O crime de estupro é uma violência real ou presumida (quando praticado contra menor de 14 anos, doentes mentais ou contra pessoas que não podem oferecer resistência). O fato de fornecer entorpecentes a uma pessoa e aproveitar-se da situação para manter com ela conjunção carnal é considerado estupro.

Ambos os crimes, como já mencionado, na maioria das vezes ficam impunes porque as vítimas ou conhecem seus agressores e são intimidadas para não denunciá-los ou não querem se expor, para evitar a desonra da família ou do marido, quando casadas.

Além disso, outras pessoas que têm conhecimento do fato nem sempre estão dispostas a se envolver.

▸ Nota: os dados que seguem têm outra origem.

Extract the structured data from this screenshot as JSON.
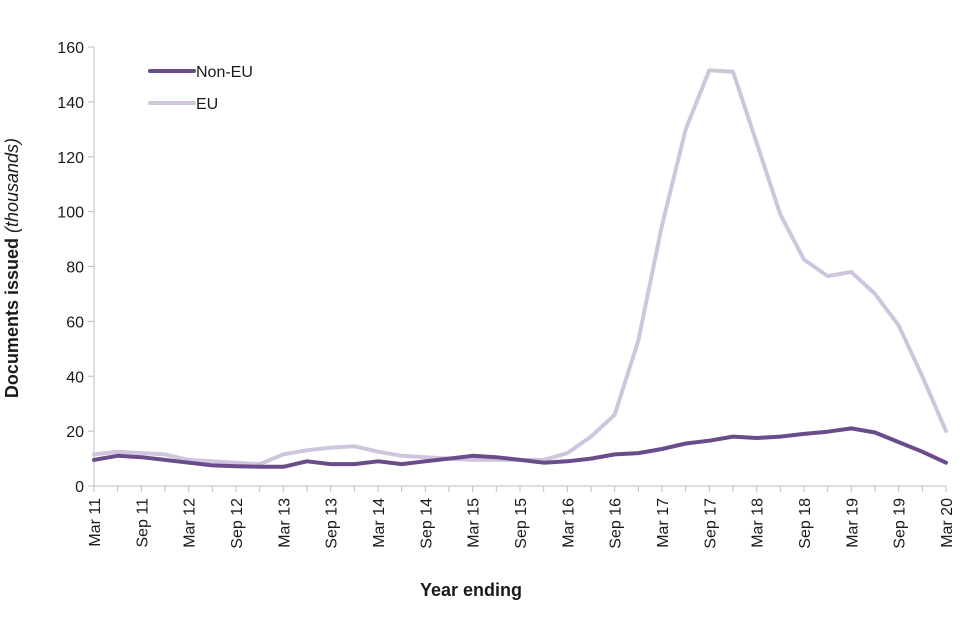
{
  "chart_data": {
    "type": "line",
    "xlabel": "Year ending",
    "ylabel": "Documents issued",
    "ylabel_suffix": "(thousands)",
    "ylim": [
      0,
      160
    ],
    "yticks": [
      0,
      20,
      40,
      60,
      80,
      100,
      120,
      140,
      160
    ],
    "grid": false,
    "legend_position": "top-left",
    "x": [
      "Mar 11",
      "Jun 11",
      "Sep 11",
      "Dec 11",
      "Mar 12",
      "Jun 12",
      "Sep 12",
      "Dec 12",
      "Mar 13",
      "Jun 13",
      "Sep 13",
      "Dec 13",
      "Mar 14",
      "Jun 14",
      "Sep 14",
      "Dec 14",
      "Mar 15",
      "Jun 15",
      "Sep 15",
      "Dec 15",
      "Mar 16",
      "Jun 16",
      "Sep 16",
      "Dec 16",
      "Mar 17",
      "Jun 17",
      "Sep 17",
      "Dec 17",
      "Mar 18",
      "Jun 18",
      "Sep 18",
      "Dec 18",
      "Mar 19",
      "Jun 19",
      "Sep 19",
      "Dec 19",
      "Mar 20"
    ],
    "x_tick_labels": [
      "Mar 11",
      "Sep 11",
      "Mar 12",
      "Sep 12",
      "Mar 13",
      "Sep 13",
      "Mar 14",
      "Sep 14",
      "Mar 15",
      "Sep 15",
      "Mar 16",
      "Sep 16",
      "Mar 17",
      "Sep 17",
      "Mar 18",
      "Sep 18",
      "Mar 19",
      "Sep 19",
      "Mar 20"
    ],
    "series": [
      {
        "name": "Non-EU",
        "color": "#6b4c8a",
        "values": [
          9.5,
          11,
          10.5,
          9.5,
          8.5,
          7.5,
          7.2,
          7.0,
          7.0,
          9.0,
          8.0,
          8.0,
          9.0,
          8.0,
          9.0,
          10.0,
          11.0,
          10.5,
          9.5,
          8.5,
          9.0,
          10.0,
          11.5,
          12.0,
          13.5,
          15.5,
          16.5,
          18.0,
          17.5,
          18.0,
          19.0,
          19.8,
          21.0,
          19.5,
          16.0,
          12.5,
          8.5
        ]
      },
      {
        "name": "EU",
        "color": "#cfc6de",
        "values": [
          11.5,
          12.5,
          12.0,
          11.5,
          9.5,
          9.0,
          8.5,
          8.0,
          11.5,
          13.0,
          14.0,
          14.5,
          12.5,
          11.0,
          10.5,
          10.0,
          9.5,
          9.5,
          9.5,
          9.5,
          12.0,
          18.0,
          26.0,
          53.0,
          95.0,
          130.0,
          151.5,
          151.0,
          125.0,
          99.0,
          82.5,
          76.5,
          78.0,
          70.0,
          58.5,
          40.0,
          20.0
        ]
      }
    ]
  }
}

Assim, enquanto não houver medidas mais drásticas para os criminosos e mais alternativas de proteção às vítimas de pedofilia e estupro, estes só irão aumentar.

O trabalho de divulgação e orientação é muito importante para fazer chegar ao ouvido das pessoas de bem o quanto é volumoso o caso de pedofilia e estupros que ocorrem diariamente em todos os cantos do Brasil. Ressalte-se, ainda, que nos dois crimes, entre todas, as maiores vítimas são as do sexo feminino.

Se medidas urgentes e efetivas forem tomadas, no sentido de se fazer cumprir a lei para coibir esse tipo de violência, certamente a estatística sobre o número de abortos clandestinos irá declinar.

João Carlos da Costa é jornalista, bacharel em Direito, bacharel Químico, professor e escrivão de Polícia. joao_22@terra.com.br


O Estado do Paraná, Direito e Justiça, 06/04/2009.